Wij hebben een ‘groot’ Woo-verzoek ingediend bij waterschap Rijn en IJssel (WRIJ). In het besluit op ons Woo-verzoek weigert het waterschap de gevraagde informatie openbaar te maken, op grond van drie verschillende weigergronden:
Artikel 5.1 lid 2 aanhef en onder f van de Wet open overheid
verwijzend naar informatie die betrekking heeft op bescherming van concurrentiegevoelige bedrijfs- en fabricagegegevens. Het zou hier gaan om concurrentiegevoelige gegevens, waarvan openbaarmaking de concurrentiepositie schaadt. Het belang van het behouden van een goede positie in een concurrentiegevoelige markt weegt zwaarder dan het belang van openbaarmaking van de gevraagde informatie.
Dit is absoluut onzin. Er is geen concurrent van Staatsbosbeheer of het waterschap.
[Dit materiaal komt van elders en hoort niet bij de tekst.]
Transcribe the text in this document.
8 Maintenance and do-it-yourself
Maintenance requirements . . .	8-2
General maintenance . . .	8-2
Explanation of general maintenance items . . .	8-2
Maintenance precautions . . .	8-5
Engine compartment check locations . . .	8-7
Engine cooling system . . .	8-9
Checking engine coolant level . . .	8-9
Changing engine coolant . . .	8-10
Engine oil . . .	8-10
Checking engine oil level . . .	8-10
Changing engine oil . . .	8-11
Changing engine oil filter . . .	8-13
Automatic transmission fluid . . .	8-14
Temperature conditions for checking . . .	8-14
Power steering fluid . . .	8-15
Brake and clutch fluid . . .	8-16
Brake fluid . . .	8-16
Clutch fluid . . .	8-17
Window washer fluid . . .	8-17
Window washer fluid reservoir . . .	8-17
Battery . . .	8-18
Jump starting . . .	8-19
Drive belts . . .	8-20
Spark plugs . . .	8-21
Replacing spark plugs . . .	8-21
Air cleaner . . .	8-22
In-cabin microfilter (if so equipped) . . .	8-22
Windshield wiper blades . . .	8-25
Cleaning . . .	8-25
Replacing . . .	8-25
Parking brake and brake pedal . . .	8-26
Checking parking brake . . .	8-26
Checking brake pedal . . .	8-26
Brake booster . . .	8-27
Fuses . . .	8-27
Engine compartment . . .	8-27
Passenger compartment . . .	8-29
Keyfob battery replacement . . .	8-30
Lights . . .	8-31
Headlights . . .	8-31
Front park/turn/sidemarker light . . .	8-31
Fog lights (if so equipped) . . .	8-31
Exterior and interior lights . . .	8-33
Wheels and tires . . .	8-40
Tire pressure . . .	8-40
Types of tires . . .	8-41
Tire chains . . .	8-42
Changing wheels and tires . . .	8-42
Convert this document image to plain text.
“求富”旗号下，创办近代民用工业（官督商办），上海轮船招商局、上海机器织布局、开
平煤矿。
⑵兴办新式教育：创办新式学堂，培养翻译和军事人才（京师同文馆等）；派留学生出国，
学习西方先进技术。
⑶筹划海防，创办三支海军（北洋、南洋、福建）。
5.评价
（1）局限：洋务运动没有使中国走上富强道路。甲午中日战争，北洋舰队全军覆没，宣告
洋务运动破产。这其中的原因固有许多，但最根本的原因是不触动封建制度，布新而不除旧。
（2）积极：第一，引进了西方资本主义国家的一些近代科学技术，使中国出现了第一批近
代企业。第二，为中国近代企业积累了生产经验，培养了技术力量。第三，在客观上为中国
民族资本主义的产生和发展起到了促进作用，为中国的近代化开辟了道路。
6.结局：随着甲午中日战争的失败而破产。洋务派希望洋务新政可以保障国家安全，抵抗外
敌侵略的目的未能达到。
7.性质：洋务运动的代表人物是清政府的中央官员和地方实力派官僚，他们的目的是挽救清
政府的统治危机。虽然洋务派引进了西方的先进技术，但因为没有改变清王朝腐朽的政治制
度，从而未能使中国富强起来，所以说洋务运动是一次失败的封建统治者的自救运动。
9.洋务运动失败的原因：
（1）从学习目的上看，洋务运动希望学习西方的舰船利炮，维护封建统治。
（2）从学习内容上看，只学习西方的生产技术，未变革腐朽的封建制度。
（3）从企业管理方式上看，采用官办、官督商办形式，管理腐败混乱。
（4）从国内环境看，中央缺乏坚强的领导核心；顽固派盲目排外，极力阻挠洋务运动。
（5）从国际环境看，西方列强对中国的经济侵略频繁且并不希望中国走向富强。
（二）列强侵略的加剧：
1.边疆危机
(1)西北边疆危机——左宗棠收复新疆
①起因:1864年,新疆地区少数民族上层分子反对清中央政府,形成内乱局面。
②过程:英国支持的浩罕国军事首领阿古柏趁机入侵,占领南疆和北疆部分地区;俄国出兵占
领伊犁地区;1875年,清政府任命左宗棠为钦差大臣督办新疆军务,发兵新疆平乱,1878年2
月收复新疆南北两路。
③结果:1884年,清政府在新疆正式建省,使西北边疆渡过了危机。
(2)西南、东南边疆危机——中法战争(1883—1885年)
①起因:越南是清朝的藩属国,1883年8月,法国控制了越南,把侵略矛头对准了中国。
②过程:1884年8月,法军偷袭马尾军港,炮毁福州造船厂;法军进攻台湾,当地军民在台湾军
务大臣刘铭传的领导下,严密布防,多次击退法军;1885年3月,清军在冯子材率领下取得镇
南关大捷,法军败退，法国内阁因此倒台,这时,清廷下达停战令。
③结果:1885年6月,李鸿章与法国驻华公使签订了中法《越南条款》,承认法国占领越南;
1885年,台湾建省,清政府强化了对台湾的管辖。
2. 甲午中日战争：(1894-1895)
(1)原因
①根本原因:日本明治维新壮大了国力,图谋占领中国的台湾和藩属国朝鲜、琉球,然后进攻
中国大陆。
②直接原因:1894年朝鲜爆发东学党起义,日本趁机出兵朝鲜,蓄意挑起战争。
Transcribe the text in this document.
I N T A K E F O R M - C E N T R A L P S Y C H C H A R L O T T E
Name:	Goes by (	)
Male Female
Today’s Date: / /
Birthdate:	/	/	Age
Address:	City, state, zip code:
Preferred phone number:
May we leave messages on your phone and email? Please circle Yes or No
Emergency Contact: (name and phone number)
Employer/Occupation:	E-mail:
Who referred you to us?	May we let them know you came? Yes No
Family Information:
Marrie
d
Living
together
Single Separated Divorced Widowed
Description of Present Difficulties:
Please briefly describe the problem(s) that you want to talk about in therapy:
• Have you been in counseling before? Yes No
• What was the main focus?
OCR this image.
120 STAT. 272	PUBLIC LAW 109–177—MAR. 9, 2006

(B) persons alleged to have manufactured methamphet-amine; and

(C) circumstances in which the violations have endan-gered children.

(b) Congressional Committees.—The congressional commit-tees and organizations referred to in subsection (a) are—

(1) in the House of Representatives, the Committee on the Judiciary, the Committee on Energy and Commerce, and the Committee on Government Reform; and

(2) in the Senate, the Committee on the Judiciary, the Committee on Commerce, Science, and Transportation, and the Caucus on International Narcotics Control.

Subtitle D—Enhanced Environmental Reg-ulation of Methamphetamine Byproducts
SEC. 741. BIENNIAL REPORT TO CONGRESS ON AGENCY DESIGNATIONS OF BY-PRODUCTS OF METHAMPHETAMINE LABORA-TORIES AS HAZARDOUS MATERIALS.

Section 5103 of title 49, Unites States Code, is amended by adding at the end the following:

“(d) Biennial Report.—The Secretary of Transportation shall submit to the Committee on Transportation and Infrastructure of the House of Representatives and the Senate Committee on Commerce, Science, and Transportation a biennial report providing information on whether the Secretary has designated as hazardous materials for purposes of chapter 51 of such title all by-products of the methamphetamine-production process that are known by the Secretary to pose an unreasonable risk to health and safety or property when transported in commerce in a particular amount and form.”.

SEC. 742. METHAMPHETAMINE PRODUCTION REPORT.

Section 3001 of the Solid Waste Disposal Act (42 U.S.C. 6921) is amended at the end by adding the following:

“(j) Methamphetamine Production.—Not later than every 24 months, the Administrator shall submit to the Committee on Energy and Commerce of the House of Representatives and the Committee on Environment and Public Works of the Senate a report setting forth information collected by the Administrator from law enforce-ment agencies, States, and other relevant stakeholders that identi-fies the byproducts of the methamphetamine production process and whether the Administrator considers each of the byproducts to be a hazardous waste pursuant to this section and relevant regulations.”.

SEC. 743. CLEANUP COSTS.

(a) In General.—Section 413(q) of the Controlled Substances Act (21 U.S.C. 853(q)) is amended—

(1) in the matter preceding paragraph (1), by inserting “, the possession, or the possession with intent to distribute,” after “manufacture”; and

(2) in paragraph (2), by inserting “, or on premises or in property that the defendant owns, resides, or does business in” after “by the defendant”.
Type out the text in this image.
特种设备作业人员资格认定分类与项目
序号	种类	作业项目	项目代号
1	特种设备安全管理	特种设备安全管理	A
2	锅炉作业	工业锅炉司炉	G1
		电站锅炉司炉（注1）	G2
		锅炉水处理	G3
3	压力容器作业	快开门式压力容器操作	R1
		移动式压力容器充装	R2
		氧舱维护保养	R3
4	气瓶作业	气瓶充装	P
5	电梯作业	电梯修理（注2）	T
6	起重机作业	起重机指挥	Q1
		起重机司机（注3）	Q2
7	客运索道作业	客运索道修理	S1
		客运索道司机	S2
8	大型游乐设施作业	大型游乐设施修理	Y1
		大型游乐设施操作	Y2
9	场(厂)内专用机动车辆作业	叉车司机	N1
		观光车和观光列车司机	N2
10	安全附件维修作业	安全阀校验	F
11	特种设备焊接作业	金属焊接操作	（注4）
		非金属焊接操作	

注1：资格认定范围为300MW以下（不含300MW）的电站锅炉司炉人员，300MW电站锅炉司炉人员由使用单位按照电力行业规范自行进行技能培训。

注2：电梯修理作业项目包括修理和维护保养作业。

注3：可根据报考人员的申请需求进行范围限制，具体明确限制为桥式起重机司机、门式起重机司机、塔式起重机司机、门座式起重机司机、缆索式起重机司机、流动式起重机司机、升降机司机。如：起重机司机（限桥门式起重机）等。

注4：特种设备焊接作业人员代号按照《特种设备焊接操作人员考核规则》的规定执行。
Van uitbestedingsaanvragen is ook nog geen sprake. De financiën waar in de gevraagde informatie over wordt gesproken zou openbaar moeten zijn want het gaat over de besteding van waterschapsbelastingen. Dus waarom zouden wij niet het recht hebben om te weten hoe ons geld wordt uitgegeven?
Wij zijn het met alle drie de weigergronden van het waterschap oneens en hebben daarom bezwaar ingediend door aan te geven dat dit niet klopt en de financiële gegevens en de correspondentie openbaar moeten worden gemaakt.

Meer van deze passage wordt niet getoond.